Well, it’s been a busy week. Wednesday saw me at the Royal Institution taking my 13-year-old daughter to a Maths Masterclass, where we learnt about vectors, followed by a wander through Green and St James Parks and then an hour in the National Gallery; Thursday I was at the Wellcome Collection for one of the Exchanges at the Frontier series with Brian Greene; and then on Friday evening it was back to the Royal Institution for the Friday Evening Discourse Rhythms of the Body.
These are traditionally formal events, so I was uncomfortably attired in evening dress, but the quality of the speaker soon made me forget that I was not in my usual sloppy clothing. It wasn’t a subject that I am particularly interested in, but the delight of the lectures at the Ri is the variety of the subjects: and the enthusiasm of the lecturer usually makes for interested audiences.
The discourse was given by Stafford Lightman, Professor of Medicine at the University of Bristol, and Director of the Henry Wellcome Laboratories for Integrative Neuroscience and Endocrinology, the subject was the hormonal hypothalamic-pituitary-adrenal axis, but to start us off he discussed rhythmic physiological processes, which was the subject of an earlier Ri FED, Seasons of Life (I was stuffed into evening dress for that, too).
Starting with the magicicada (13-17-year cycle); the green sea turtle (male annual, female 2-4 years); red-tailed godwit (11000km migration each year); sheep (short day breeder); ringtailed lemur (long day breeder); oysters (and women) under a tidal/lunar monthly cycle; into daily cycles – heliotrope, nitrogen fixation in cyanobacteria; to the general day/night cycles in humans: core body temperature, melatonin, urine volume, growth hormone, prolactin, heart rate, liver metabolism, and cortisol, to name but a few. These cycles can be affected by jet lag, working shift hours, or stress.
But this discourse was about ultradian rhythms – ones which are more rapid than daily.

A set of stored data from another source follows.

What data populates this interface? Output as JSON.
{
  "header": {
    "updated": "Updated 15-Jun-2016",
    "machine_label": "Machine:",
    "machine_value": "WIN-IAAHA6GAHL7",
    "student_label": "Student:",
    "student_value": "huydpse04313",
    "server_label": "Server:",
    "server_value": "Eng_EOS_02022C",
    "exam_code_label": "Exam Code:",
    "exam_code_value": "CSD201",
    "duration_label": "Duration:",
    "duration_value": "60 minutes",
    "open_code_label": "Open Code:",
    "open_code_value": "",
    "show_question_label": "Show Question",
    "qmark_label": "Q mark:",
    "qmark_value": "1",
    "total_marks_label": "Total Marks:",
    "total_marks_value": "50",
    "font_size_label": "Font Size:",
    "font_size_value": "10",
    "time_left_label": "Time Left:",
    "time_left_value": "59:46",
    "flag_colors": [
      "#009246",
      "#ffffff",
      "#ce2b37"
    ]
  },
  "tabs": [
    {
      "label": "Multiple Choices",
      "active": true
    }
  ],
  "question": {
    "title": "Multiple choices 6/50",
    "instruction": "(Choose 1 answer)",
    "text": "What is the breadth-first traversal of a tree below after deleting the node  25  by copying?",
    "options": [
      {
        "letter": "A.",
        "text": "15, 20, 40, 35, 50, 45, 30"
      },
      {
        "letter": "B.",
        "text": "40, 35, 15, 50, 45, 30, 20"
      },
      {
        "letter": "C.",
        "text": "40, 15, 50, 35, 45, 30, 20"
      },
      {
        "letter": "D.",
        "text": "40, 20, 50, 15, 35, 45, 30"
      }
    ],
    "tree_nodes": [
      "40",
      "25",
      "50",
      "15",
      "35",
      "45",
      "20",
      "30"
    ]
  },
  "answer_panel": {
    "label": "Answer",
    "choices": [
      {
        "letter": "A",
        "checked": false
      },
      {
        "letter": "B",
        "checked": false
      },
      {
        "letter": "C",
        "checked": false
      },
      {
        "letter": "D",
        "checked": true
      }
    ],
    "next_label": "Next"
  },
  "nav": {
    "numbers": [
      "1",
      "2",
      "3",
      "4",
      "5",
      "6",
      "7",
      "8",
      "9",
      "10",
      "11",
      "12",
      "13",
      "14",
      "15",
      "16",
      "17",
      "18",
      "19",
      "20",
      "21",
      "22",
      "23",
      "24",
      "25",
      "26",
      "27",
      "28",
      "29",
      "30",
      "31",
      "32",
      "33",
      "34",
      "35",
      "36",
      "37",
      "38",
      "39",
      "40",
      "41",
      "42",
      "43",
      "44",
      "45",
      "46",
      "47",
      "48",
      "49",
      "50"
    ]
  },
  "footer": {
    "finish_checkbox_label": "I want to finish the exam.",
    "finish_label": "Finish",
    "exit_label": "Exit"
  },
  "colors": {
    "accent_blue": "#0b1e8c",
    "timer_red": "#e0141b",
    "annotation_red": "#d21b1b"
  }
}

It has been khown that there is a circadian rhythm in the production of cortisol in the body, with a maximum in the morning, and the level showing a roughly bell-shaped curve with the minimum at night; recent research has shown that there is a much faster ultradian rhythm of pulses which summate to give the circadian rhythm. It’s a negative feedback cycle, causing an oscillation, although the mean is normal.
The paraventricular nucleus of the hypothalamus produces CRH; this then causes the pituitary gland to produce adrenocorticotropic hormone (ACTH); ACTH causes the adrenal gland to produce glucocorticoids (mainly cortisol [CORT]); the glucocorticoids then suppress the production of CRH and ACTH.
The mechanism works like this: CORT enters the cell, binds to receptors in the cytoplasm, then is carried into the nucleus where it binds to the DNA for two seconds or so, and which then sends out messenger RNA to whichever organ it’s aimed at.
CORT can’t be stored, so it is only available in the body in spikes of production, and it’s been shown that this is vitally important for many body functions: CORT is very soluble in fat, so can get anywhere in the body.
If rats are given a pulsatile infusion of cortical their brain activation is normal: they respond to stress and then return to normal; if they are given a flat infusion they don’t respond to stress and behave like a depressed rat.
CORT is immensely important for well-being. There are cortisol receptors in the hippocampus which are used in memory function, for example, but an abnormal pattern of cortisol can be implicated in an awful lot of conditions: eating disorders; hives; acne; acid reflux disease; diarrhoea/constipation; depression; chronic fatigue; sleep deprivation; hypotension; migraines; sleep apnoea; abnormal memory function; and diabetes (although all these conditions have multiple causality). CORT pulsatility affects these body systems: musculoskeletal; respiratory; cardiovascular; endocrine; gastrointestinal; and reproductive.
There are also changes in CORT pulsatility with age: episodic secretion of CORT decreases with age, to very flat levels in the aged; this may go some way to explaining some of the problems of ageing.
The hope is that there therapies may be produced that takes account of this pulsing: an example already found is that in Addison’s Disease patients feel much better if they’re given their medication in pulses; an idea for the future is that if cancer medication is given in the right pattern lower doses can be used, which will give less side effects and a lower likelihood of resistance developing; another is that in asthma and rheumatoid arthritis the symptoms are worse in the morning but the first steroids are given when the patient has woken up rather than before waking. If the drugs can be administered chronologically then it may be possible to give lower doses.
The cortisol abnormality seems to be implicated in many conditions: in the severely depressed there is often abnormal CORT levels, and when the depression improves so does the CORT levels; and abnormally high CORT levels changes synaptic function, and so may have a relationship with Alzheimer’s Disease.
One of the last questions in the Q&A was about exercise and cortisol levels. Apparently exercise has a major affect on CORT levels, it causes higher levels but without the bad side effects; and regular exercise causes the body to produce an anticipatory surge of cortisol before the exercise.
A fascinating discourse about some very important science: let’s hope the research funding doesn’t dry up.